Rodney put a hand to his forehead, as if he had a headache, and said, "CO2 levels. Particulate matter in the atmosphere. Ozone depletion. Deforestation. Deglaciation. It's all happening, and it's all happening at once, and it's happening fast. Maybe Earth's already reached the tipping point, I don't know, but the work I do here -- that all of us do here -- could stop that. But my fucking assignment? Is to retrofit Wraith technology so it'll work with Asgard technology, so we can get places faster so we can kill people faster. No, so they can _sell_ the hardware. The purpose of warfare is warfare -- who said that?"

"Rodney," John tried, because Rodney was talking faster and faster, the speed-talking he engaged in when stressed or frightened or angry.
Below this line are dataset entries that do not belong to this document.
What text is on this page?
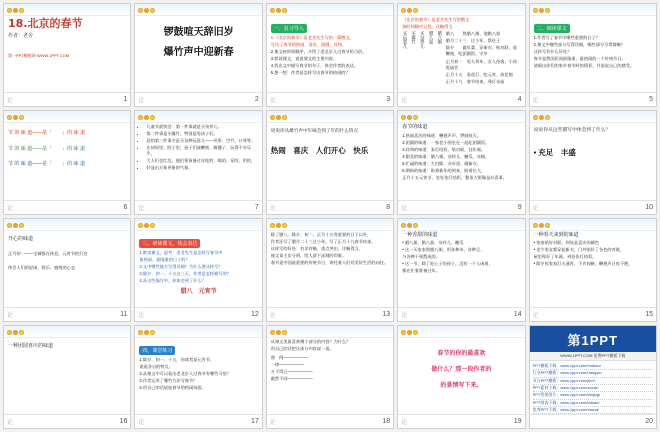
18.北京的春节
作者：老舍
第一PPT模板网 WWW.1PPT.COM
论	1
锣鼓喧天辞旧岁
爆竹声中迎新春
论	2
一、复习导入

1.《北京的春节》是老舍先生写的一篇散文，

写出了春节的热闹、喜庆、团圆、祥和。

2.课文按时间顺序，介绍了老北京人过春节的习俗。

3.默读课文，说说课文的主要内容。

4.找出文中描写春节的句子，体会作者的表达。

5.想一想：作者是怎样写出春节的热闹的？

论	3

《北京的春节》是老舍先生写的散文

按时间顺序记叙，详略得当

腊八粥
腊八蒜
买杂拌儿
买爆竹
买玩意儿	腊八　　熬腊八粥、泡腊八蒜

腊月二十三　过小年、祭灶王

除夕　　做年菜、穿新衣、贴对联、放鞭炮、吃团圆饭、守岁

正月初一　男人拜年、女人待客、小孩逛庙会

正月十五　看花灯、吃元宵、放花炮

正月十九　春节结束，残灯末庙

论	4
二、细读课文

1.作者写了春节中哪些重要的日子？

2.课文中哪些部分写得详细，哪些部分写得简略？

这样写有什么好处？

春节是我国民间最隆重、最热闹的一个传统节日。

请画出你们的家乡春节时的情景，并说说自己的感受。

论	5

节 的 味 道——是「　　」的 味 道

节 的 味 道——是「　　」的 味 道

节 的 味 道——是「　　」的 味 道

论	6
• 儿童节最快活：第一件事就是买杂拌儿。
• 第二件事是买爆竹，特别是男孩子们。
• 恐怕第三件事才是买各种玩意儿——风筝、空竹、口琴等。
• 在胡同里、院子里，孩子们放鞭炮、踢毽子、玩得不亦乐乎。
• 大人们也忙乱，他们须预备过年吃的、喝的、穿的、用的，
• 好显出万象更新的气象。
论	7

说说你从爆竹声中年味会到了年的什么特点

热闹　喜庆　人们开心　快乐

论	8

春节的味道

1.热闹喜庆的味道：鞭炮声声，锣鼓喧天。

2.团圆的味道：一家老小围坐在一起吃团圆饭。

3.祥和的味道：张灯结彩，贴对联，挂年画。

4.甜美的味道：腊八粥、杂拌儿、糖瓜、年糕。

5.忙碌的味道：大扫除、办年货、做新衣。

6.期盼的味道：盼着新年的到来，盼着长大。

正月十五元宵节，处处张灯结彩，整条大街像是办喜事。

论	9

说说你从这些描写中体会到了什么？

• 充足　丰盛

论	10

开心的味道

正月初一——全城都在休息，元宵节的灯会

体会人们的轻闲、娱乐、愉悦的心态

论	11
三、研读课文，体会表达

1.默读课文，思考：老舍先生是怎样写春节中

最热闹、最隆重的日子的？

2.文中哪些地方写得详细？为什么要这样写？

3.除夕、初一、十五这三天，作者是怎样描写的？

4.从这些描写中，你体会到了什么？

腊八　元宵节

论	12

除了腊八、除夕、初一、正月十五等重要的日子以外，

作者还写了腊月二十三过小年，写了正月十九春节结束。

这样写的好处：有详有略，重点突出，详略得当，

使文章主次分明，给人留下深刻的印象。

春节是中国最重要的传统节日，寄托着人们对美好生活的向往。

论	13

一种香甜的味道

• 腊八粥、腊八蒜、杂拌儿、糖瓜

• 这一天家家熬腊八粥，用各种米、各种豆、

与各种干果熬成的。

• 这一节，除了吃心子的孩子，没有一个人闲着，

都在忙着准备过年。

论	14

一种春天来到的味道

• 家家贴好对联，到处是喜庆的颜色

• 老少男女都穿起新衣，门外贴好了各色的对联，

屋里贴好了年画，到处张灯结彩。

• 除夕夜家家灯火通宵，不许间断，鞭炮声日夜不绝。

论	15

一种团圆喜庆的味道

论	16
四、课堂练习

1.除夕、初一、十五，你或者是元宵节，

说说各自的特点。

2.从课文中可以看出老北京人过春节有哪些习俗？

3.作者运用了哪些方法写春节？

4.用自己的话说说春节的热闹场面。

论	17

从课文里最喜欢哪个部分的内容？为什么？

用自己的话把这部分内容说一说。

照　例——————

一律——————

万不得已——————

截然不同——————

论	18

春节的你的最喜欢

做什么？那一段作者的

的景情写下来。

论	19
第1PPT
WWW.1PPT.COM 免费PPT模板下载
PPT模板下载：www.1ppt.com/moban/
行业PPT模板：www.1ppt.com/hangye/
节日PPT模板：www.1ppt.com/jieri/
PPT素材下载：www.1ppt.com/sucai/
PPT背景图片：www.1ppt.com/beijing/
PPT图表下载：www.1ppt.com/tubiao/
优秀PPT下载：www.1ppt.com/xiazai/
20
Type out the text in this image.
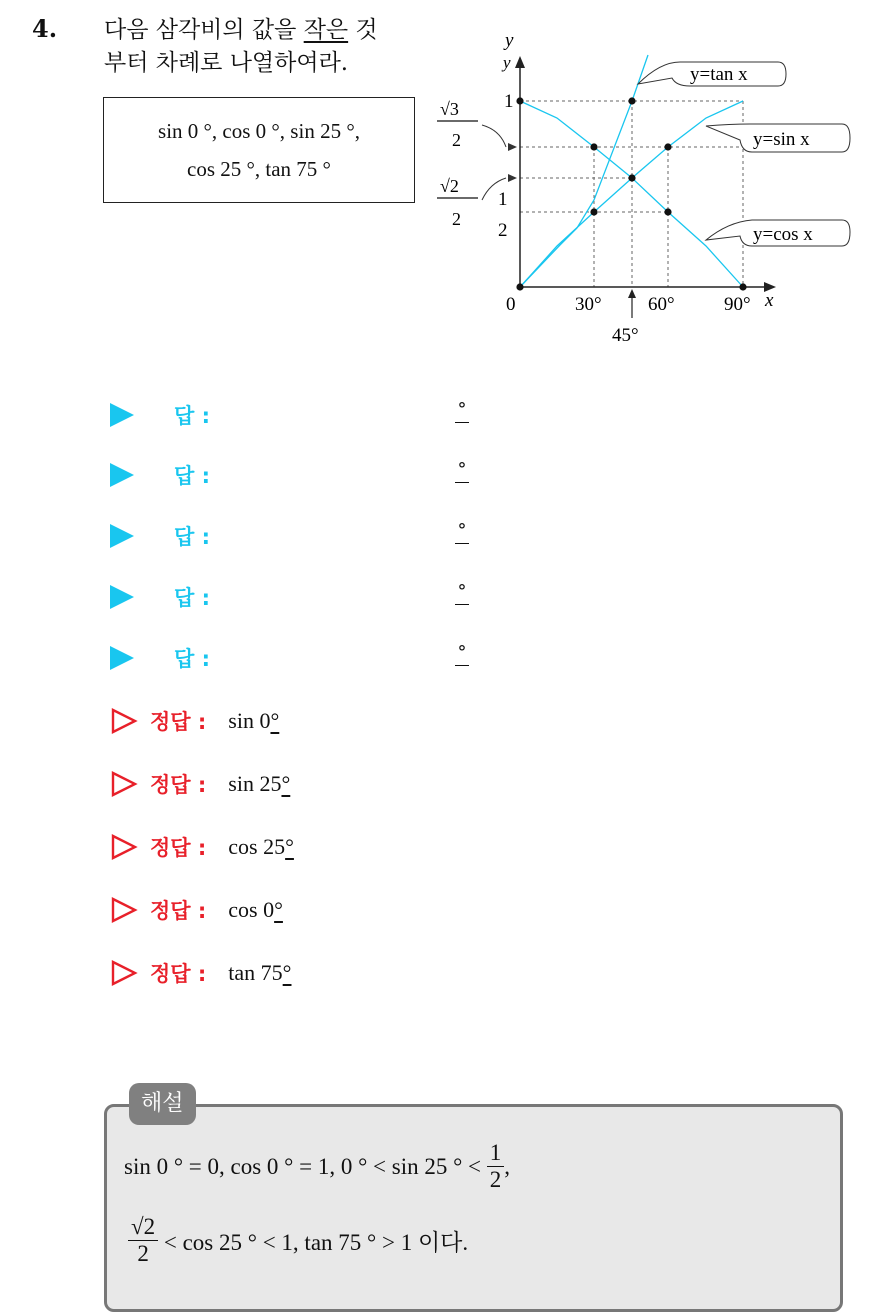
4. 다음 삼각비의 값을 작은 것
부터 차례로 나열하여라.
sin 0 °, cos 0 °, sin 25 °,
cos 25 °, tan 75 °
y
y
1
√3
2
√2
2
1
2
0	30° 60°	90° x
45°
y=tan x
y=sin x
y=cos x
답 :	°
답 :	°
답 :	°
답 :	°
답 :	°
정답 : sin 0°
정답 : sin 25°
정답 : cos 25°
정답 : cos 0°
정답 : tan 75°
해설
sin 0 ° = 0, cos 0 ° = 1, 0 ° < sin 25 ° < $\frac{1}{2}$ ,
$\frac{√2}{2} < \cos 25$ ° < 1, tan 75 ° > 1 이다.
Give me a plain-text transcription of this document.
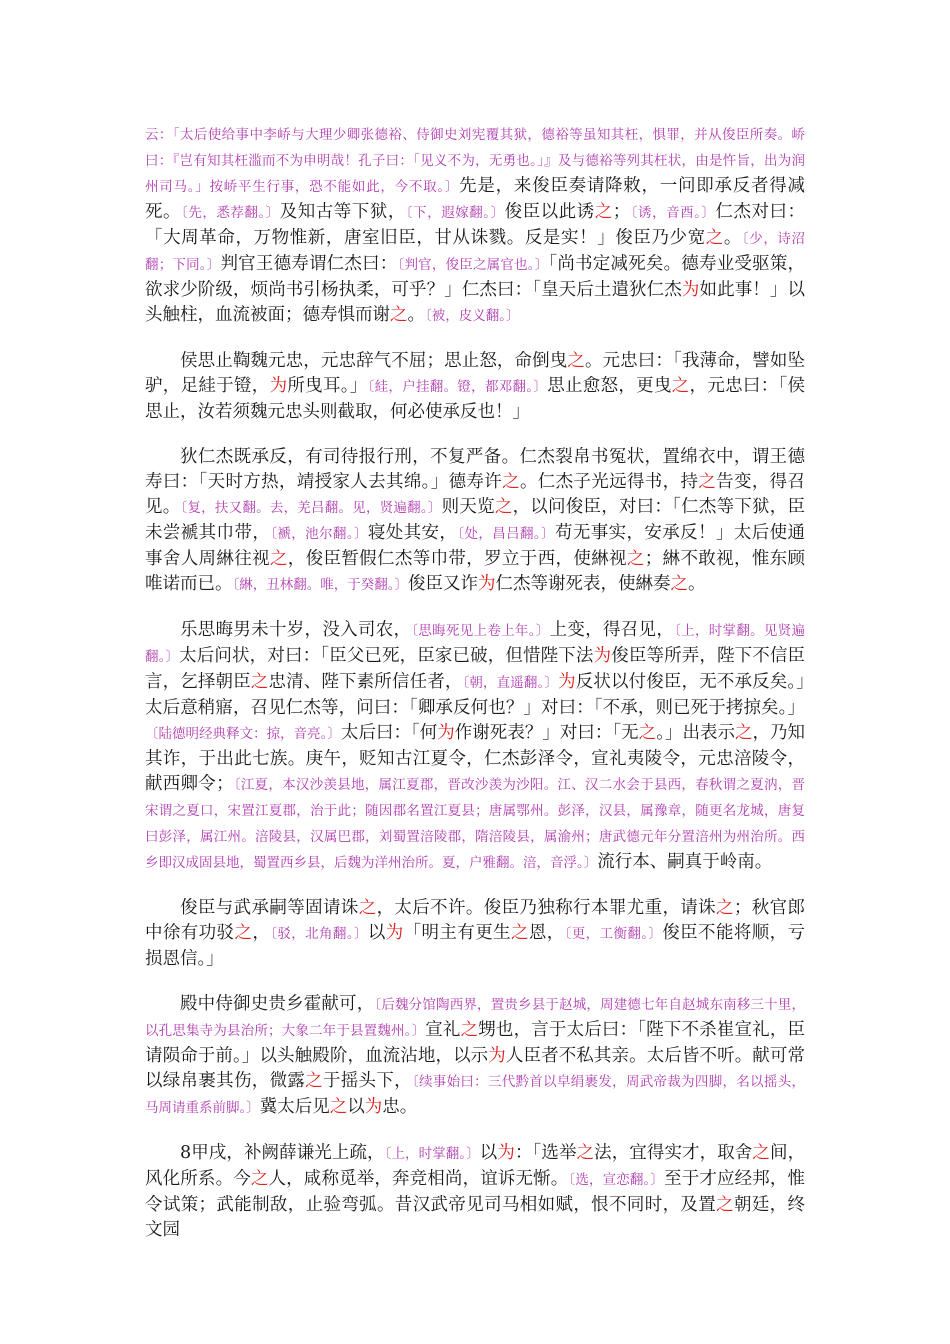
云：「太后使给事中李峤与大理少卿张德裕、侍御史刘宪覆其狱，德裕等虽知其枉，惧罪，并从俊臣所奏。峤曰：『岂有知其枉滥而不为申明哉！孔子曰：「见义不为，无勇也。」』及与德裕等列其枉状，由是忤旨，出为润州司马。」按峤平生行事，恐不能如此，今不取。〕先是，来俊臣奏请降敕，一问即承反者得减死。〔先，悉荐翻。〕及知古等下狱，〔下，遐嫁翻。〕俊臣以此诱之；〔诱，音酉。〕仁杰对曰：「大周革命，万物惟新，唐室旧臣，甘从诛戮。反是实！」俊臣乃少宽之。〔少，诗沼翻；下同。〕判官王德寿谓仁杰曰：〔判官，俊臣之属官也。〕「尚书定减死矣。德寿业受驱策，欲求少阶级，烦尚书引杨执柔，可乎？」仁杰曰：「皇天后土遣狄仁杰为如此事！」以头触柱，血流被面；德寿惧而谢之。〔被，皮义翻。〕

侯思止鞫魏元忠，元忠辞气不屈；思止怒，命倒曳之。元忠曰：「我薄命，譬如坠驴，足絓于镫，为所曳耳。」〔絓，户挂翻。镫，都邓翻。〕思止愈怒，更曳之，元忠曰：「侯思止，汝若须魏元忠头则截取，何必使承反也！」

狄仁杰既承反，有司待报行刑，不复严备。仁杰裂帛书冤状，置绵衣中，谓王德寿曰：「天时方热，靖授家人去其绵。」德寿许之。仁杰子光远得书，持之告变，得召见。〔复，扶又翻。去，羌吕翻。见，贤遍翻。〕则天览之，以问俊臣，对曰：「仁杰等下狱，臣未尝褫其巾带，〔褫，池尔翻。〕寝处其安，〔处，昌吕翻。〕苟无事实，安承反！」太后使通事舍人周綝往视之，俊臣暂假仁杰等巾带，罗立于西，使綝视之；綝不敢视，惟东顾唯诺而已。〔綝，丑林翻。唯，于癸翻。〕俊臣又诈为仁杰等谢死表，使綝奏之。

乐思晦男未十岁，没入司农，〔思晦死见上卷上年。〕上变，得召见，〔上，时掌翻。见贤遍翻。〕太后问状，对曰：「臣父已死，臣家已破，但惜陛下法为俊臣等所弄，陛下不信臣言，乞择朝臣之忠清、陛下素所信任者，〔朝，直遥翻。〕为反状以付俊臣，无不承反矣。」太后意稍寤，召见仁杰等，问曰：「卿承反何也？」对曰：「不承，则已死于拷掠矣。」〔陆德明经典释文：掠，音亮。〕太后曰：「何为作谢死表？」对曰：「无之。」出表示之，乃知其诈，于出此七族。庚午，贬知古江夏令，仁杰彭泽令，宣礼夷陵令，元忠涪陵令，献西卿令；〔江夏，本汉沙羡县地，属江夏郡，晋改沙羡为沙阳。江、汉二水会于县西，春秋谓之夏汭，晋宋谓之夏口，宋置江夏郡，治于此；随因郡名置江夏县；唐属鄂州。彭泽，汉县，属豫章，随更名龙城，唐复曰彭泽，属江州。涪陵县，汉属巴郡，刘蜀置涪陵郡，隋涪陵县，属渝州；唐武德元年分置涪州为州治所。西乡即汉成固县地，蜀置西乡县，后魏为洋州治所。夏，户雅翻。涪，音浮。〕流行本、嗣真于岭南。

俊臣与武承嗣等固请诛之，太后不许。俊臣乃独称行本罪尤重，请诛之；秋官郎中徐有功驳之，〔驳，北角翻。〕以为「明主有更生之恩，〔更，工衡翻。〕俊臣不能将顺，亏损恩信。」

殿中侍御史贵乡霍献可，〔后魏分馆陶西界，置贵乡县于赵城，周建德七年自赵城东南移三十里，以孔思集寺为县治所；大象二年于县置魏州。〕宣礼之甥也，言于太后曰：「陛下不杀崔宣礼，臣请陨命于前。」以头触殿阶，血流沾地，以示为人臣者不私其亲。太后皆不听。献可常以绿帛裹其伤，微露之于摇头下，〔续事始曰：三代黔首以皁绢裹发，周武帝裁为四脚，名以摇头，马周请重系前脚。〕冀太后见之以为忠。

8甲戌，补阙薛谦光上疏，〔上，时掌翻。〕以为：「选举之法，宜得实才，取舍之间，风化所系。今之人，咸称觅举，奔竞相尚，谊诉无惭。〔选，宣恋翻。〕至于才应经邦，惟令试策；武能制敌，止验弯弧。昔汉武帝见司马相如赋，恨不同时，及置之朝廷，终文园
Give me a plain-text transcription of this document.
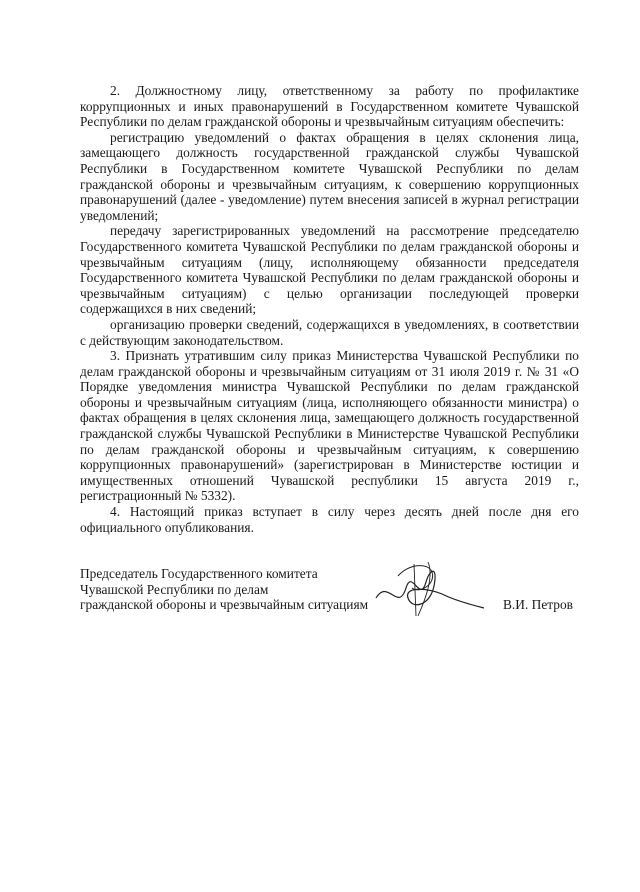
2. Должностному лицу, ответственному за работу по профилактике коррупционных и иных правонарушений в Государственном комитете Чувашской Республики по делам гражданской обороны и чрезвычайным ситуациям обеспечить:

регистрацию уведомлений о фактах обращения в целях склонения лица, замещающего должность государственной гражданской службы Чувашской Республики в Государственном комитете Чувашской Республики по делам гражданской обороны и чрезвычайным ситуациям, к совершению коррупционных правонарушений (далее - уведомление) путем внесения записей в журнал регистрации уведомлений;

передачу зарегистрированных уведомлений на рассмотрение председателю Государственного комитета Чувашской Республики по делам гражданской обороны и чрезвычайным ситуациям (лицу, исполняющему обязанности председателя Государственного комитета Чувашской Республики по делам гражданской обороны и чрезвычайным ситуациям) с целью организации последующей проверки содержащихся в них сведений;

организацию проверки сведений, содержащихся в уведомлениях, в соответствии с действующим законодательством.

3. Признать утратившим силу приказ Министерства Чувашской Республики по делам гражданской обороны и чрезвычайным ситуациям от 31 июля 2019 г. № 31 «О Порядке уведомления министра Чувашской Республики по делам гражданской обороны и чрезвычайным ситуациям (лица, исполняющего обязанности министра) о фактах обращения в целях склонения лица, замещающего должность государственной гражданской службы Чувашской Республики в Министерстве Чувашской Республики по делам гражданской обороны и чрезвычайным ситуациям, к совершению коррупционных правонарушений» (зарегистрирован в Министерстве юстиции и имущественных отношений Чувашской республики 15 августа 2019 г., регистрационный № 5332).

4. Настоящий приказ вступает в силу через десять дней после дня его официального опубликования.

Председатель Государственного комитета
Чувашской Республики по делам
гражданской обороны и чрезвычайным ситуациям	В.И. Петров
John thought he was all three at once.

"I thought it would be different now, with your new president. President of the fucking world, hope and change, Jesus fucking Christ, what bullshit, not that my country is much better, or anybody else's for that matter, except maybe Bhutan, and what the hell can they do? Fuck! The air on Earth is full of poisons. The water is full of poison. The soil. Everything is poisoned, everything is fucked, and they want us to make bigger guns. Guns or butter, always go for guns. And I've had it, I'm sick of it, I've done this for how many years? And it's enough. It's done. I'm done." He put both hands over his face now, and John saw they were trembling, as Radek had trembled on the balcony earlier.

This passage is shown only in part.